MSP Local Records for January 18th:

MSP records for this date include: highest daily maximum temperature of 48 degrees F in 1891; lowest daily maximum temperature of -16 degree F in 1994; lowest daily minimum temperature of -36 degrees F in 1887; highest daily minimum temperature of 33 degrees F in 1944; record precipitation of 0.31 inches in 1895. Record snowfall is 4.5 inches in 2014.

Average dew point for January 18th is 7°F; the maximum dew point on this date is 39°F in 1973; and the minimum dew point on this date is -40°F in 1967.

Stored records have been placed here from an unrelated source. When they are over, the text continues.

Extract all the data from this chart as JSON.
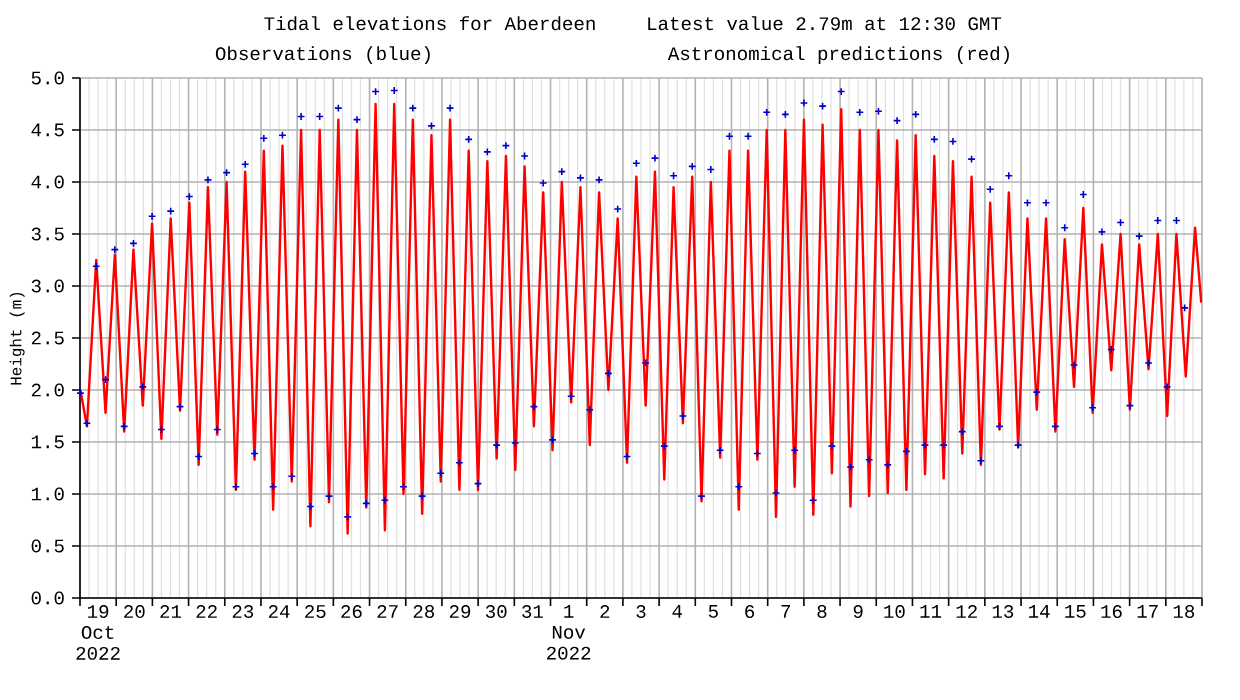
{
  "chart_data": {
    "type": "line",
    "title": "Tidal elevations for Aberdeen",
    "annotations": [
      "Latest value 2.79m at 12:30 GMT"
    ],
    "ylabel": "Height (m)",
    "xlim": [
      "2022-10-19T00:00",
      "2022-11-19T00:00"
    ],
    "ylim": [
      0,
      5
    ],
    "yticks": [
      {
        "value": 0,
        "label": "0.0"
      },
      {
        "value": 0.5,
        "label": "0.5"
      },
      {
        "value": 1,
        "label": "1.0"
      },
      {
        "value": 1.5,
        "label": "1.5"
      },
      {
        "value": 2,
        "label": "2.0"
      },
      {
        "value": 2.5,
        "label": "2.5"
      },
      {
        "value": 3,
        "label": "3.0"
      },
      {
        "value": 3.5,
        "label": "3.5"
      },
      {
        "value": 4,
        "label": "4.0"
      },
      {
        "value": 4.5,
        "label": "4.5"
      },
      {
        "value": 5,
        "label": "5.0"
      }
    ],
    "xticks": [
      {
        "value": "2022-10-19T00:00",
        "label": null
      },
      {
        "value": "2022-10-20T00:00",
        "label": null
      },
      {
        "value": "2022-10-21T00:00",
        "label": null
      },
      {
        "value": "2022-10-22T00:00",
        "label": null
      },
      {
        "value": "2022-10-23T00:00",
        "label": null
      },
      {
        "value": "2022-10-24T00:00",
        "label": null
      },
      {
        "value": "2022-10-25T00:00",
        "label": null
      },
      {
        "value": "2022-10-26T00:00",
        "label": null
      },
      {
        "value": "2022-10-27T00:00",
        "label": null
      },
      {
        "value": "2022-10-28T00:00",
        "label": null
      },
      {
        "value": "2022-10-29T00:00",
        "label": null
      },
      {
        "value": "2022-10-30T00:00",
        "label": null
      },
      {
        "value": "2022-10-31T00:00",
        "label": null
      },
      {
        "value": "2022-11-01T00:00",
        "label": null
      },
      {
        "value": "2022-11-02T00:00",
        "label": null
      },
      {
        "value": "2022-11-03T00:00",
        "label": null
      },
      {
        "value": "2022-11-04T00:00",
        "label": null
      },
      {
        "value": "2022-11-05T00:00",
        "label": null
      },
      {
        "value": "2022-11-06T00:00",
        "label": null
      },
      {
        "value": "2022-11-07T00:00",
        "label": null
      },
      {
        "value": "2022-11-08T00:00",
        "label": null
      },
      {
        "value": "2022-11-09T00:00",
        "label": null
      },
      {
        "value": "2022-11-10T00:00",
        "label": null
      },
      {
        "value": "2022-11-11T00:00",
        "label": null
      },
      {
        "value": "2022-11-12T00:00",
        "label": null
      },
      {
        "value": "2022-11-13T00:00",
        "label": null
      },
      {
        "value": "2022-11-14T00:00",
        "label": null
      },
      {
        "value": "2022-11-15T00:00",
        "label": null
      },
      {
        "value": "2022-11-16T00:00",
        "label": null
      },
      {
        "value": "2022-11-17T00:00",
        "label": null
      },
      {
        "value": "2022-11-18T00:00",
        "label": null
      },
      {
        "value": "2022-11-19T00:00",
        "label": null
      },
      {
        "value": "2022-10-19T12:00",
        "label": "19 Oct 2022"
      },
      {
        "value": "2022-10-20T12:00",
        "label": "20"
      },
      {
        "value": "2022-10-21T12:00",
        "label": "21"
      },
      {
        "value": "2022-10-22T12:00",
        "label": "22"
      },
      {
        "value": "2022-10-23T12:00",
        "label": "23"
      },
      {
        "value": "2022-10-24T12:00",
        "label": "24"
      },
      {
        "value": "2022-10-25T12:00",
        "label": "25"
      },
      {
        "value": "2022-10-26T12:00",
        "label": "26"
      },
      {
        "value": "2022-10-27T12:00",
        "label": "27"
      },
      {
        "value": "2022-10-28T12:00",
        "label": "28"
      },
      {
        "value": "2022-10-29T12:00",
        "label": "29"
      },
      {
        "value": "2022-10-30T12:00",
        "label": "30"
      },
      {
        "value": "2022-10-31T12:00",
        "label": "31"
      },
      {
        "value": "2022-11-01T12:00",
        "label": "1 Nov 2022"
      },
      {
        "value": "2022-11-02T12:00",
        "label": "2"
      },
      {
        "value": "2022-11-03T12:00",
        "label": "3"
      },
      {
        "value": "2022-11-04T12:00",
        "label": "4"
      },
      {
        "value": "2022-11-05T12:00",
        "label": "5"
      },
      {
        "value": "2022-11-06T12:00",
        "label": "6"
      },
      {
        "value": "2022-11-07T12:00",
        "label": "7"
      },
      {
        "value": "2022-11-08T12:00",
        "label": "8"
      },
      {
        "value": "2022-11-09T12:00",
        "label": "9"
      },
      {
        "value": "2022-11-10T12:00",
        "label": "10"
      },
      {
        "value": "2022-11-11T12:00",
        "label": "11"
      },
      {
        "value": "2022-11-12T12:00",
        "label": "12"
      },
      {
        "value": "2022-11-13T12:00",
        "label": "13"
      },
      {
        "value": "2022-11-14T12:00",
        "label": "14"
      },
      {
        "value": "2022-11-15T12:00",
        "label": "15"
      },
      {
        "value": "2022-11-16T12:00",
        "label": "16"
      },
      {
        "value": "2022-11-17T12:00",
        "label": "17"
      },
      {
        "value": "2022-11-18T12:00",
        "label": "18"
      }
    ],
    "grid": true,
    "series": [
      {
        "name": "Observations (blue)",
        "type": "scatter",
        "marker": "cross",
        "color": "#0000cc",
        "x": [
          "2022-10-19T00:15",
          "2022-10-19T04:35",
          "2022-10-19T10:45",
          "2022-10-19T16:56",
          "2022-10-19T23:06",
          "2022-10-20T05:17",
          "2022-10-20T11:27",
          "2022-10-20T17:38",
          "2022-10-20T23:48",
          "2022-10-21T05:59",
          "2022-10-21T12:09",
          "2022-10-21T18:20",
          "2022-10-22T00:30",
          "2022-10-22T06:41",
          "2022-10-22T12:51",
          "2022-10-22T19:02",
          "2022-10-23T01:12",
          "2022-10-23T07:23",
          "2022-10-23T13:33",
          "2022-10-23T19:44",
          "2022-10-24T01:54",
          "2022-10-24T08:05",
          "2022-10-24T14:15",
          "2022-10-24T20:26",
          "2022-10-25T02:36",
          "2022-10-25T08:47",
          "2022-10-25T14:57",
          "2022-10-25T21:08",
          "2022-10-26T03:18",
          "2022-10-26T09:29",
          "2022-10-26T15:39",
          "2022-10-26T21:50",
          "2022-10-27T04:00",
          "2022-10-27T10:11",
          "2022-10-27T16:21",
          "2022-10-27T22:32",
          "2022-10-28T04:42",
          "2022-10-28T10:53",
          "2022-10-28T17:03",
          "2022-10-28T23:14",
          "2022-10-29T05:24",
          "2022-10-29T11:35",
          "2022-10-29T17:45",
          "2022-10-29T23:56",
          "2022-10-30T06:06",
          "2022-10-30T12:17",
          "2022-10-30T18:27",
          "2022-10-31T00:38",
          "2022-10-31T06:48",
          "2022-10-31T12:59",
          "2022-10-31T19:09",
          "2022-11-01T01:20",
          "2022-11-01T07:30",
          "2022-11-01T13:41",
          "2022-11-01T19:51",
          "2022-11-02T02:02",
          "2022-11-02T08:12",
          "2022-11-02T14:23",
          "2022-11-02T20:33",
          "2022-11-03T02:44",
          "2022-11-03T08:54",
          "2022-11-03T15:05",
          "2022-11-03T21:15",
          "2022-11-04T03:26",
          "2022-11-04T09:36",
          "2022-11-04T15:47",
          "2022-11-04T21:57",
          "2022-11-05T04:08",
          "2022-11-05T10:18",
          "2022-11-05T16:29",
          "2022-11-05T22:39",
          "2022-11-06T04:50",
          "2022-11-06T11:00",
          "2022-11-06T17:11",
          "2022-11-06T23:21",
          "2022-11-07T05:32",
          "2022-11-07T11:42",
          "2022-11-07T17:53",
          "2022-11-08T00:03",
          "2022-11-08T06:14",
          "2022-11-08T12:24",
          "2022-11-08T18:35",
          "2022-11-09T00:45",
          "2022-11-09T06:56",
          "2022-11-09T13:06",
          "2022-11-09T19:17",
          "2022-11-10T01:27",
          "2022-11-10T07:38",
          "2022-11-10T13:48",
          "2022-11-10T19:59",
          "2022-11-11T02:09",
          "2022-11-11T08:20",
          "2022-11-11T14:30",
          "2022-11-11T20:41",
          "2022-11-12T02:51",
          "2022-11-12T09:02",
          "2022-11-12T15:12",
          "2022-11-12T21:23",
          "2022-11-13T03:33",
          "2022-11-13T09:44",
          "2022-11-13T15:54",
          "2022-11-13T22:05",
          "2022-11-14T04:15",
          "2022-11-14T10:26",
          "2022-11-14T16:36",
          "2022-11-14T22:47",
          "2022-11-15T04:57",
          "2022-11-15T11:08",
          "2022-11-15T17:18",
          "2022-11-15T23:29",
          "2022-11-16T05:39",
          "2022-11-16T11:50",
          "2022-11-16T18:00",
          "2022-11-17T00:11",
          "2022-11-17T06:21",
          "2022-11-17T12:32",
          "2022-11-17T18:42",
          "2022-11-18T00:53",
          "2022-11-18T07:03",
          "2022-11-18T12:30"
        ],
        "values": [
          1.97,
          1.68,
          3.19,
          2.1,
          3.35,
          1.65,
          3.41,
          2.03,
          3.67,
          1.62,
          3.72,
          1.84,
          3.86,
          1.36,
          4.02,
          1.62,
          4.09,
          1.07,
          4.17,
          1.39,
          4.42,
          1.07,
          4.45,
          1.17,
          4.63,
          0.88,
          4.63,
          0.98,
          4.71,
          0.78,
          4.6,
          0.91,
          4.87,
          0.94,
          4.88,
          1.07,
          4.71,
          0.98,
          4.54,
          1.2,
          4.71,
          1.3,
          4.41,
          1.1,
          4.29,
          1.47,
          4.35,
          1.49,
          4.25,
          1.84,
          3.99,
          1.52,
          4.1,
          1.94,
          4.04,
          1.81,
          4.02,
          2.16,
          3.74,
          1.36,
          4.18,
          2.26,
          4.23,
          1.46,
          4.06,
          1.75,
          4.15,
          0.98,
          4.12,
          1.42,
          4.44,
          1.07,
          4.44,
          1.39,
          4.67,
          1.01,
          4.65,
          1.42,
          4.76,
          0.94,
          4.73,
          1.46,
          4.87,
          1.26,
          4.67,
          1.33,
          4.68,
          1.28,
          4.59,
          1.41,
          4.65,
          1.47,
          4.41,
          1.47,
          4.39,
          1.6,
          4.22,
          1.32,
          3.93,
          1.65,
          4.06,
          1.47,
          3.8,
          1.98,
          3.8,
          1.65,
          3.56,
          2.24,
          3.88,
          1.83,
          3.52,
          2.39,
          3.61,
          1.85,
          3.48,
          2.26,
          3.63,
          2.03,
          3.63,
          2.79
        ]
      },
      {
        "name": "Astronomical predictions (red)",
        "color": "#ff0000",
        "x": [
          "2022-10-19T00:15",
          "2022-10-19T04:35",
          "2022-10-19T10:45",
          "2022-10-19T16:56",
          "2022-10-19T23:06",
          "2022-10-20T05:17",
          "2022-10-20T11:27",
          "2022-10-20T17:38",
          "2022-10-20T23:48",
          "2022-10-21T05:59",
          "2022-10-21T12:09",
          "2022-10-21T18:20",
          "2022-10-22T00:30",
          "2022-10-22T06:41",
          "2022-10-22T12:51",
          "2022-10-22T19:02",
          "2022-10-23T01:12",
          "2022-10-23T07:23",
          "2022-10-23T13:33",
          "2022-10-23T19:44",
          "2022-10-24T01:54",
          "2022-10-24T08:05",
          "2022-10-24T14:15",
          "2022-10-24T20:26",
          "2022-10-25T02:36",
          "2022-10-25T08:47",
          "2022-10-25T14:57",
          "2022-10-25T21:08",
          "2022-10-26T03:18",
          "2022-10-26T09:29",
          "2022-10-26T15:39",
          "2022-10-26T21:50",
          "2022-10-27T04:00",
          "2022-10-27T10:11",
          "2022-10-27T16:21",
          "2022-10-27T22:32",
          "2022-10-28T04:42",
          "2022-10-28T10:53",
          "2022-10-28T17:03",
          "2022-10-28T23:14",
          "2022-10-29T05:24",
          "2022-10-29T11:35",
          "2022-10-29T17:45",
          "2022-10-29T23:56",
          "2022-10-30T06:06",
          "2022-10-30T12:17",
          "2022-10-30T18:27",
          "2022-10-31T00:38",
          "2022-10-31T06:48",
          "2022-10-31T12:59",
          "2022-10-31T19:09",
          "2022-11-01T01:20",
          "2022-11-01T07:30",
          "2022-11-01T13:41",
          "2022-11-01T19:51",
          "2022-11-02T02:02",
          "2022-11-02T08:12",
          "2022-11-02T14:23",
          "2022-11-02T20:33",
          "2022-11-03T02:44",
          "2022-11-03T08:54",
          "2022-11-03T15:05",
          "2022-11-03T21:15",
          "2022-11-04T03:26",
          "2022-11-04T09:36",
          "2022-11-04T15:47",
          "2022-11-04T21:57",
          "2022-11-05T04:08",
          "2022-11-05T10:18",
          "2022-11-05T16:29",
          "2022-11-05T22:39",
          "2022-11-06T04:50",
          "2022-11-06T11:00",
          "2022-11-06T17:11",
          "2022-11-06T23:21",
          "2022-11-07T05:32",
          "2022-11-07T11:42",
          "2022-11-07T17:53",
          "2022-11-08T00:03",
          "2022-11-08T06:14",
          "2022-11-08T12:24",
          "2022-11-08T18:35",
          "2022-11-09T00:45",
          "2022-11-09T06:56",
          "2022-11-09T13:06",
          "2022-11-09T19:17",
          "2022-11-10T01:27",
          "2022-11-10T07:38",
          "2022-11-10T13:48",
          "2022-11-10T19:59",
          "2022-11-11T02:09",
          "2022-11-11T08:20",
          "2022-11-11T14:30",
          "2022-11-11T20:41",
          "2022-11-12T02:51",
          "2022-11-12T09:02",
          "2022-11-12T15:12",
          "2022-11-12T21:23",
          "2022-11-13T03:33",
          "2022-11-13T09:44",
          "2022-11-13T15:54",
          "2022-11-13T22:05",
          "2022-11-14T04:15",
          "2022-11-14T10:26",
          "2022-11-14T16:36",
          "2022-11-14T22:47",
          "2022-11-15T04:57",
          "2022-11-15T11:08",
          "2022-11-15T17:18",
          "2022-11-15T23:29",
          "2022-11-16T05:39",
          "2022-11-16T11:50",
          "2022-11-16T18:00",
          "2022-11-17T00:11",
          "2022-11-17T06:21",
          "2022-11-17T12:32",
          "2022-11-17T18:42",
          "2022-11-18T00:53",
          "2022-11-18T07:03",
          "2022-11-18T13:14",
          "2022-11-18T19:24",
          "2022-11-18T23:30"
        ],
        "values": [
          2.0,
          1.65,
          3.25,
          1.78,
          3.3,
          1.6,
          3.35,
          1.85,
          3.6,
          1.53,
          3.65,
          1.8,
          3.8,
          1.28,
          3.95,
          1.57,
          4.0,
          1.04,
          4.1,
          1.33,
          4.3,
          0.85,
          4.35,
          1.12,
          4.5,
          0.69,
          4.5,
          0.92,
          4.6,
          0.62,
          4.5,
          0.87,
          4.75,
          0.65,
          4.75,
          1.0,
          4.6,
          0.81,
          4.45,
          1.12,
          4.6,
          1.04,
          4.3,
          1.04,
          4.2,
          1.34,
          4.25,
          1.23,
          4.15,
          1.65,
          3.9,
          1.42,
          4.0,
          1.88,
          3.95,
          1.47,
          3.9,
          2.0,
          3.65,
          1.3,
          4.05,
          1.85,
          4.1,
          1.14,
          3.95,
          1.68,
          4.05,
          0.93,
          4.0,
          1.35,
          4.3,
          0.85,
          4.3,
          1.33,
          4.5,
          0.78,
          4.5,
          1.07,
          4.6,
          0.8,
          4.55,
          1.2,
          4.7,
          0.88,
          4.5,
          0.98,
          4.5,
          1.01,
          4.4,
          1.04,
          4.45,
          1.19,
          4.25,
          1.15,
          4.2,
          1.39,
          4.05,
          1.28,
          3.8,
          1.62,
          3.9,
          1.45,
          3.65,
          1.81,
          3.65,
          1.6,
          3.45,
          2.03,
          3.75,
          1.78,
          3.4,
          2.19,
          3.5,
          1.81,
          3.4,
          2.2,
          3.5,
          1.75,
          3.5,
          2.13,
          3.56,
          2.84
        ]
      }
    ]
  }
}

All-time state records for January 18th:

The state record high temperature for this date is 57 degrees F at Caledonia (Houston County) in 1996. The state record low temperature for this date is -51 degrees F at Babbitt (St Louis County) in 2005. The state record precipitation for this date is 2.28 inches at Jordan (Scott County) in 1996. Record snowfall for this date is 18.0 inches at Sibley Township (Sibley County) in 1866.

Past Weather Features:

Probably the coldest January 18th in state history was in 1967 when over 20 communities saw a morning low of -40 degrees F or colder. Snow cover was abundant across the state as an Arctic High Pressure system slowly move over the landscape. The daytime temperature never rose above -16°F at Morris.

Thirty-seven years ago this week, January 18-24, 1982 the snowiest week in Twin Cities climate history occurred. The week was preceded by a blizzard on the 15th and 16th which ushered in very cold arctic air. Then on January 20th (Wednesday) the cities were paralyzed by 17.4 inches of snowfall. In fact a band of 14 inches or more fell from Glencoe NE toward Chippewa Falls, WI. Two days later, on the 22nd (Friday) before the previous snow had been entirely dealt with, another 18.5 inches of snowfall hit the Twin Cities. By the weekend roughly 40 inches of snow had fallen during the week, producing drifts over 10 feet high. The month produced a grand total of 46.4 inches of snow, the highest of any January on record in the Twin Cities. Numerous buildings were damaged by the excessive snow load and eight people died of heart attacks while shoveling snow. The depth of snow on the ground in the Twin Cities reached an all-time record of 38 inches.

January 18, 1996 brought a brief respite from a cold, snowy winter for residents of southeastern Minnesota, where south winds and sunny skies marched the thermometer all the way up into the 40s and 50s F by afternoon. In Houston and Winona Counties where temperatures were in the 50s F, some motorists noticed that highway repair crews were outside working in shirt sleeves.


Partly cloudy and colder than normal over the weekend, with many subzero lows. There will be increasing clouds later on Sunday with moderating temperatures and a chance for snow, carrying over into Tuesday. Colder temperatures return by mid-week with a chance for more snow by next Friday.